Time after time, the school nurse refers pain-stricken children to a doctor or dentist but doubts their parents will take them.

“Many times, they don’t,” said Ellen Bordinhao, principal of Wynn Elementary School in a central Las Vegas neighborhood where 90 percent of students live in poverty and many are uninsured.

Dentist Steve DeLisle sees the proof of neglect in the gaping jaws of young patients.

“I’ve seen full-mouth decay,” he said. “All 20 teeth with cavities.”

He fixes all the cavities at once, putting patients under because the hours of drilling would traumatize children, who wouldn’t have come to him if it weren’t free.

Bordinhao is banking on that same incentive for the school’s health and dental clinic that opened Thursday at 5630 Coley Ave. on the backside of Wynn’s campus.

The Southern Nevada chapter of the NAIOP real estate association volunteered to cover the cost of the building. And it will cost the school nothing to run because the Foundation for Positively Kids is covering operating costs.

Neither DeLisle’s dental work nor the doctor’s medical attention will cost the uninsured a dime, which will hopefully eliminate the unfilled referrals, Bordinhao said.

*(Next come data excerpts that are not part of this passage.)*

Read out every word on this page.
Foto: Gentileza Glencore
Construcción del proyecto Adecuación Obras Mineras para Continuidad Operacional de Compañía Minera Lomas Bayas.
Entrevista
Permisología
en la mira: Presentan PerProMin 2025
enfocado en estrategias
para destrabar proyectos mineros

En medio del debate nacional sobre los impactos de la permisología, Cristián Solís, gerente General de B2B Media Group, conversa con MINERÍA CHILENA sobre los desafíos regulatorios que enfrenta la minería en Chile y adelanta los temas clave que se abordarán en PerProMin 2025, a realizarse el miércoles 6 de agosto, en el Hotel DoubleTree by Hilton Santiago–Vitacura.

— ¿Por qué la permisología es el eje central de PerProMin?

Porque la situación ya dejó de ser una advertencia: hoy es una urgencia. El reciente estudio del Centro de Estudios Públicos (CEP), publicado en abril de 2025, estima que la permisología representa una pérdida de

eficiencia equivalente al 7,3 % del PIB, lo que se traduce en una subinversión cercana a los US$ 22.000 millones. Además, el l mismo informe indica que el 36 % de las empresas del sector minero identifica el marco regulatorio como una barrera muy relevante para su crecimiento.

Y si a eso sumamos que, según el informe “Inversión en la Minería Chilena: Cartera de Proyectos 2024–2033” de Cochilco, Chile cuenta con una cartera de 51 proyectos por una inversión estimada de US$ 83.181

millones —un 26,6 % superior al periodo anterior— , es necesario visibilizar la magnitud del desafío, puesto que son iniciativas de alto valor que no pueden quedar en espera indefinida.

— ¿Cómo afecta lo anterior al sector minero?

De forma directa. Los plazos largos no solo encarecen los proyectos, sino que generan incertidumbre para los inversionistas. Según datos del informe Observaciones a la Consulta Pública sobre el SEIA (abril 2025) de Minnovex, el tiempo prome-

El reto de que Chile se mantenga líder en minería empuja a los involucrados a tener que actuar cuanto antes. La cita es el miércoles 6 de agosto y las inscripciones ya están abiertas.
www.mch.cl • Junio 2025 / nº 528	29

For the Wynn clinic to break even, it will have to see a minimum of 20 patients a day and have two-thirds of them covered by health insurance or Medicaid, said Positively Kids founder and CEO Fred Schultz.

The clinic may solve Wynn’s problem, but it also raises the question of where a school’s responsibility ends. Should schools be providing health and dental care?

The Nevada State Health Division has issued a resounding yes. It has set a goal of opening 70 public school clinics across the state. About 59 of those would be in Clark County School District, where more than two-thirds of Nevada children go to school, said Diana Taylor, director of health services for the district.

Wynn’s clinic is just the sixth in the district and open to any Clark County elementary student. The others are at Basic High School, West Prep Academy and Martinez, Kelly and Booker elementary schools. However, the cost is often little or nothing to the district, paying the utilities at most.

For example, the University of Nevada School of Medicine operates three of the school clinics. Demand is definitely high in Clark County, the nation’s fifth-largest school district, where half of family incomes for the 311,00 students meet federal poverty requirements.

“We have a lot of kids who are underinsured or uninsured,” said Taylor, noting that the exact number of uninsured students is undocumented.

For Principal Bordinhao, the clinic presents no dilemma about a school’s responsibility. It’s the culmination of three years of work.

“This is crucial,” she said. “How do you expect a child to learn if they’re ill and not getting any medical attention?”

Clark County School Board member Lorraine Alderman held the same stance.

“A child can’t achieve if they’re going to school in pain,” she said but acknowledging there is a limit to how far a school should go. “That is the million-dollar question we’ll have to decide as we move along.”